Senator Casey said that the measures taken recently were evidence of "steady considered governing." I accept an awful lot of that because, when taken into the panoply of interventions that are used across Europe, the interventions the Government has made amounts to €750 million and per capita they are as generous as anywhere in the OECD countries. That is to be welcomed. However, there are 300,000 people in arrears with their energy bills. According to data from the charity, ALONE, approximately 40% of older people have reported that they tolerate the cold to save on heating. If that is the case, it is a poor story to be telling in a country that is alleged to be one of the wealthiest in the world.
The first thing that we should do is look at the campus here in Leinster House. Today, I welcomed a couple of visitors and they came into the hall. While I waited for them to get their badges, I happened to lean casually on the radiator perch in the hall to find that it was glowing hot. It is late afternoon and the temperature outside is 16°C. This morning, the temperature was easily that and was probably more. Why on earth have we got central heating on in this campus at this time of year? It defies description. I would not think there is a sensible household in the country that is burning oil, or whatever is burned here, to have the place heated. We should start looking at our own campus and our own backyard.

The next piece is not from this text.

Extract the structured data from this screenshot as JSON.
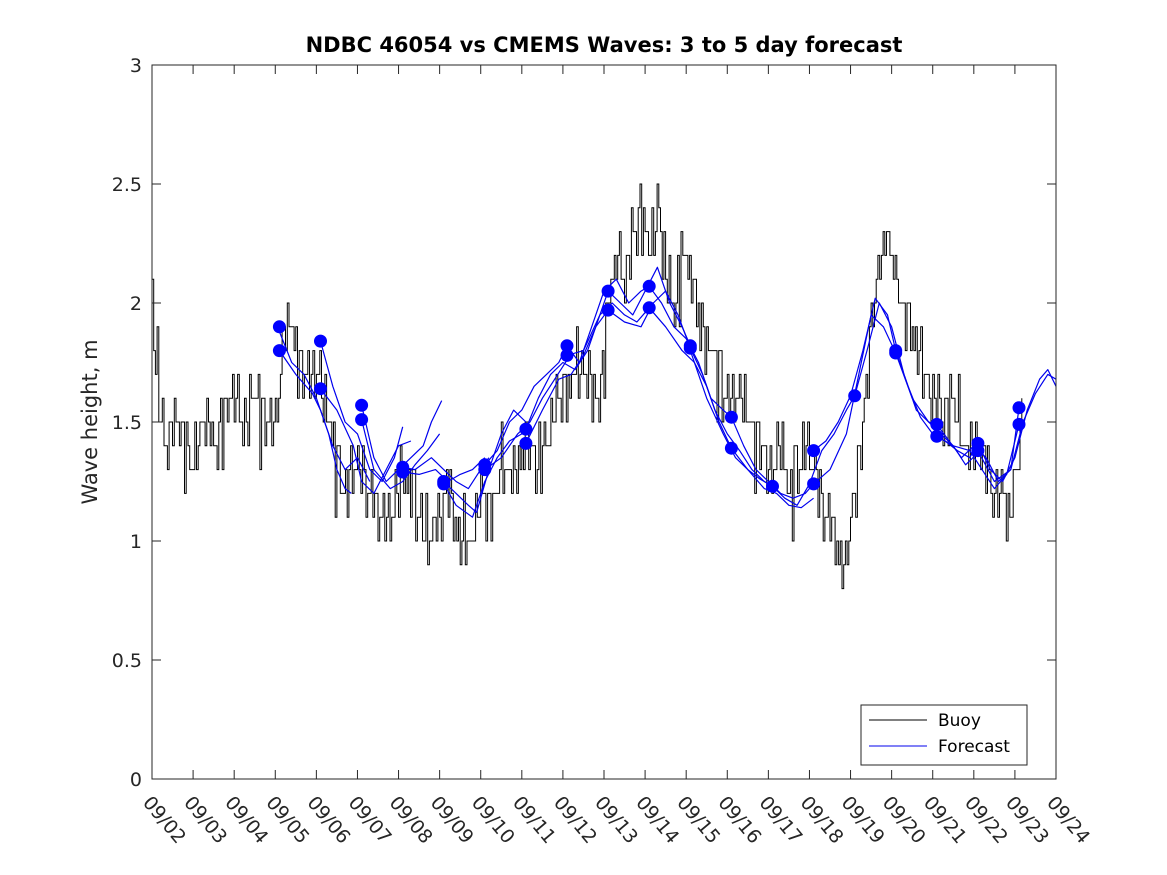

The greatest practical measure we could introduce nationally to save on expensive imports of oil would be, for the next few months until, heaven help us, this géarchéim sa Mheánoirthear or emergency in the Middle East, is to ask the Government to impose a temporary restriction of an 80 km/h speed limit nationally. We would save a fortune on imported oil and gas that way.
Sometimes we exaggerate the poverty and penury that exist in this State. Back in the 1980s and 1990s I was the sole earner as a lowly-paid primary schoolteacher and we had three kids. We got no State handouts other than the children's allowance, which was meagre enough at the time. We got no SUSI grants. We did that because we made the conscious decision that one of the parents would stay at home and bring up the kids. That decision took all this business of childcare out of it. Essentially, what we were doing was sentencing ourselves to a life of penury then but I rejoice that the investment paid off so well in the fact that we have brought up kids who are contributing hugely to the economy and are a credit to themselves and, I hope, are a credit to their parents. That was done with remarkable effort. There was no such thing as entertainment for a lot of families then. People lived inside. The television was the only entertainment. As for getting grants for laptops, laptops were unheard of and if they were, we would not be getting them. That sort of stuff did not exist at all. Even the most minuscule level of income, if people were working in the public service, rendered them ineligible for a SUSI or as it was then, a county council grant.
When we talk about measures that we can take to battle these outrageous happenings in the Middle East and Ukraine, we have to be prudent and look at our own finances because, as a country, we cannot continue to have a knee-jerk response with bailouts and dole outs. They are very necessary at the moment but sooner or later, the pot of money will run dry and nobody will thank us, as two Legislatures here, if we responded in a populist way slinging money at the problems that occur. We have to take practical measures. They do not cost money in the first place but generate a big saving. My suggestion of a reduced national speed limit, as they say nowadays in that awful cliché, has to be a no-brainer.
I applaud the level of response by the Government. It has been generous. I applaud it with a very strongly flashing amber light because I am very worried about a constant repetition of intervention and paying off interest groups. There was a trade unionist in the 1980s called Sid Weighell who was the head of the National Union of Railwaymen and he used to say that people got money because of the “philosophy of the pig trough - those with the biggest snouts get the biggest share". We have to watch the interest groups who cry the loudest and look after the purse that belongs to the average Joe.